O medo e o silêncio

Em todas as sociedades do mundo, no correr dos tempos, o medo sempre esteve embutido entre as relações das pessoas com o poder público. Com o advento da mídia formal, e considerando-se esta como uma atividade sócio-mercantil, que visa lucro e prestígio, a coisa ficou mais complicada. Como uma atividade que deveria ser pautada pelo seguimento da verdade, as atividades jornalísticas na América Latina têm se revelado, via-de-regra, silentes, genuflexas e em muitos casos conivente com os desmandos dos poderes oficiais.

Quando a gente pensou que esses temores se haviam dissipado com a queda das ditaduras, observa-se que certa pressão de talhe fascista continua impondo censuras e restrições à divulgação da verdade. As grandes redes de comunicação sempre têm optado pelo silêncio obsequioso, pela notícia enxuta e pouco reveladora, atuando no terreno do “politicamente correto”.

A verdade é um bem irretorquível, de valor cristalino que não pode ser obscurecido. As verdades têm que ser ditas e alguém deve dizê-las. Fazer jornalismo é postular a causa da verdade, sem temer ameaças ou pressões. No século V a.C. época áurea da Grécia, alguém disse que “o tirano teme mais a língua do valente do que a lança do covarde”. A frase é atribuída ao legislador Sólon.
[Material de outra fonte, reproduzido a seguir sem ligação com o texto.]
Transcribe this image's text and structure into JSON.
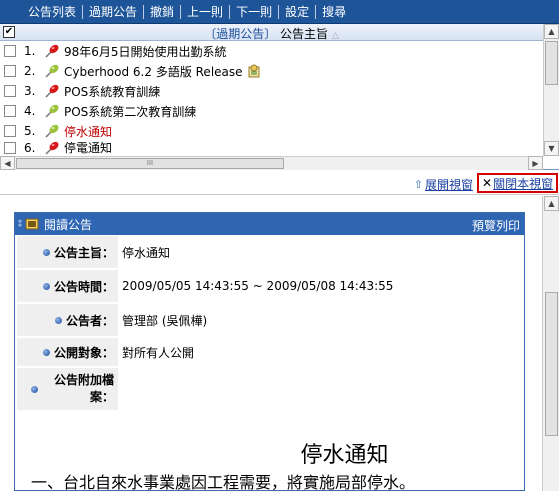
{
  "menu": {
    "items": [
      "公告列表",
      "過期公告",
      "撤銷",
      "上一則",
      "下一則",
      "設定",
      "搜尋"
    ]
  },
  "list": {
    "header_category": "〔過期公告〕",
    "header_column": "公告主旨",
    "header_sort_glyph": "△",
    "rows": [
      {
        "num": "1.",
        "title": "98年6月5日開始使用出勤系統",
        "pin": "red",
        "highlight": false
      },
      {
        "num": "2.",
        "title": "Cyberhood 6.2 多語版 Release",
        "pin": "green",
        "highlight": false,
        "has_badge": true
      },
      {
        "num": "3.",
        "title": "POS系統教育訓練",
        "pin": "red",
        "highlight": false
      },
      {
        "num": "4.",
        "title": "POS系統第二次教育訓練",
        "pin": "green",
        "highlight": false
      },
      {
        "num": "5.",
        "title": "停水通知",
        "pin": "green",
        "highlight": true
      },
      {
        "num": "6.",
        "title": "停電通知",
        "pin": "red",
        "highlight": false
      }
    ],
    "hscroll_grip": "III"
  },
  "midbar": {
    "expand_label": "展開視窗",
    "close_label": "關閉本視窗"
  },
  "detail": {
    "panel_title": "閱讀公告",
    "print_label": "預覽列印",
    "fields": [
      {
        "label": "公告主旨：",
        "value": "停水通知"
      },
      {
        "label": "公告時間：",
        "value": "2009/05/05 14:43:55 ~ 2009/05/08 14:43:55"
      },
      {
        "label": "公告者：",
        "value": "管理部 (吳佩樺)"
      },
      {
        "label": "公開對象：",
        "value": "對所有人公開"
      },
      {
        "label": "公告附加檔案：",
        "value": ""
      }
    ],
    "content_title": "停水通知",
    "content_line1": "一、台北自來水事業處因工程需要，將實施局部停水。"
  },
  "colors": {
    "topbar": "#1e5599",
    "panel_header": "#2f66b3",
    "highlight_text": "#c00000",
    "close_box_border": "#d40000"
  }
}
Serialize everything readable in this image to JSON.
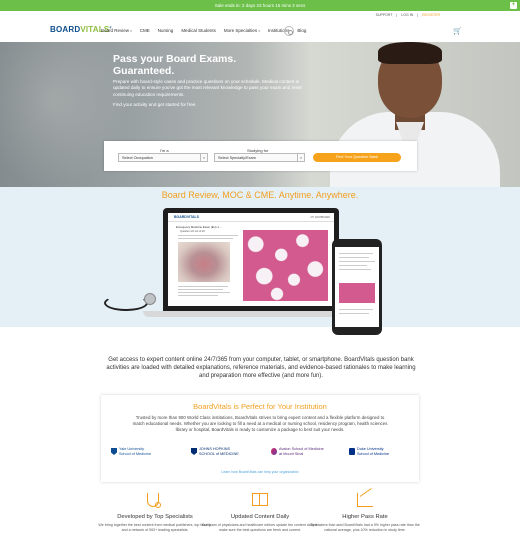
{
  "promo": {
    "text": "Sale ends in: 2 days 23 hours 15 mins 2 secs",
    "close_icon": "plus-icon"
  },
  "utility": {
    "support": "SUPPORT",
    "login": "LOG IN",
    "register": "REGISTER",
    "sep": "|"
  },
  "header": {
    "logo_main": "BOARD",
    "logo_v": "VITALS",
    "logo_reg": "®",
    "logo_tagline": "by ...",
    "nav": [
      {
        "label": "Board Review",
        "caret": "▾"
      },
      {
        "label": "CME",
        "caret": ""
      },
      {
        "label": "Nursing",
        "caret": ""
      },
      {
        "label": "Medical Students",
        "caret": ""
      },
      {
        "label": "More Specialties",
        "caret": "▾"
      },
      {
        "label": "Institutions",
        "caret": ""
      },
      {
        "label": "Blog",
        "caret": ""
      }
    ],
    "search_icon": "search-icon",
    "cart_icon": "cart-icon"
  },
  "hero": {
    "headline": "Pass your Board Exams. Guaranteed.",
    "description": "Prepare with board-style cases and practice questions on your schedule. Medical content is updated daily to ensure you've got the most relevant knowledge to pass your exam and meet continuing education requirements.",
    "cta_text": "Find your activity and get started for free."
  },
  "finder": {
    "occupation_label": "I'm a",
    "occupation_value": "Select Occupation",
    "studying_label": "Studying for",
    "studying_value": "Select Specialty/Exam",
    "button": "Find Your Question Bank"
  },
  "devices": {
    "heading": "Board Review, MOC & CME. Anytime. Anywhere.",
    "screen_logo": "BOARDVITALS",
    "screen_account": "MY DASHBOARD",
    "screen_title": "Emergency Medicine Exam (EU) 1 ...",
    "screen_question": "Question 22 out of 40"
  },
  "intro": {
    "text": "Get access to expert content online 24/7/365 from your computer, tablet, or smartphone. BoardVitals question bank activities are loaded with detailed explanations, reference materials, and evidence-based rationales to make learning and preparation more effective (and more fun)."
  },
  "institution": {
    "heading": "BoardVitals is Perfect for Your Institution",
    "text": "Trusted by more than 900 World Class institutions, BoardVitals strives to bring expert content and a flexible platform designed to match educational needs. Whether you are looking to fill a need at a medical or nursing school, residency program, health sciences library or hospital, BoardVitals is ready to customize a package to best suit your needs.",
    "logos": [
      {
        "line1": "Yale University",
        "line2": "School of Medicine"
      },
      {
        "line1": "JOHNS HOPKINS",
        "line2": "SCHOOL of MEDICINE"
      },
      {
        "line1": "Avalon School of Medicine",
        "line2": "at Mount Sinai"
      },
      {
        "line1": "Duke University",
        "line2": "School of Medicine"
      }
    ],
    "learn_more": "Learn how BoardVitals can help your organization"
  },
  "features": [
    {
      "icon": "stethoscope-icon",
      "title": "Developed by Top Specialists",
      "text": "We bring together the best content from medical publishers, top faculty, and a network of 500+ leading specialists."
    },
    {
      "icon": "book-icon",
      "title": "Updated Content Daily",
      "text": "Our team of physicians and healthcare editors update the content daily to make sure the best questions are fresh and current."
    },
    {
      "icon": "chart-icon",
      "title": "Higher Pass Rate",
      "text": "Test takers that used BoardVitals had a 9% higher pass rate than the national average, plus 10% reduction in study time."
    }
  ],
  "colors": {
    "accent_orange": "#f29f1f",
    "promo_green": "#6cc04a",
    "brand_blue": "#0d4e8c"
  }
}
Em geral tem-se notado, especialmente no Rio Grande do Sul onde há como que um monopólio da informação, certa parcimônia de informações, talvez com medo de uma indisposição com o poder, seja ela nos âmbitos municipais, estaduais ou federais. As denúncias são pífias, o jornalismo investigativo é limitado à ideologia das redações, e a verdade aparece cercada de sofismas, de expressões condicionais, onde algo teria acontecido, ou que a autoria de um fato danoso seria de responsabilidade de “a” ou “b”. Tudo com panos quentes; tudo à “meia-boca”.

Recentemente houve, no Rio Grande do Sul, o fato lamentável de um abuso de poder, quando elementos da Brigada Militar invadiram uma casa, em busca de possíveis suspeitos do assassinato de um membro da corporação, suspeita esta que terminou não se concretizando. É direito e dever das polícias buscar criminosos ou prender suspeitos para averiguação. No entanto, invasão de domicílio e tortura física é algo que não consta do livro das regras sociais. O comando da Polícia Militar ficou tão indignado com o fato que tomou medidas enérgicas e imediatas.

Dentre esses “suspeitos” a truculência policial visou um menor que sofreu violências e constrangimentos indignos de um ser humano. É aí que entra o medo e a omissão da mídia. A notícia da maioria dos jornais falou em “tortura”. Ora, o verbete “tortura” tem uma abrangência muito grande, e pode ir desde simples bofetões até a introdução de lâminas sob as unhas e choques elétricos, como fazia a repressão, no tempo da ditadura.

Outros jornais, elencaram, na tortura, um breve empalamento. Talvez setenta por cento da massa leitora não saiba o que é um empalamento. Trata-se de uma tortura medieval, que consiste em enfiar uma haste de madeira no rabo da vítima. E ficou nisto. Na semana seguinte, uma rede de televisão de São Paulo mostrou as imagens chocantes da tortura: enfiaram um cabo de vassoura no derriére do menor suspeito, ocasionando-lhe uma ruptura de intestino, atestada por uma cicatriz de uns trinta centímetros, do baixo-ventre até acima do umbigo. As redes locais não deram destaque a esse dado. Medo? Silêncio? omissão?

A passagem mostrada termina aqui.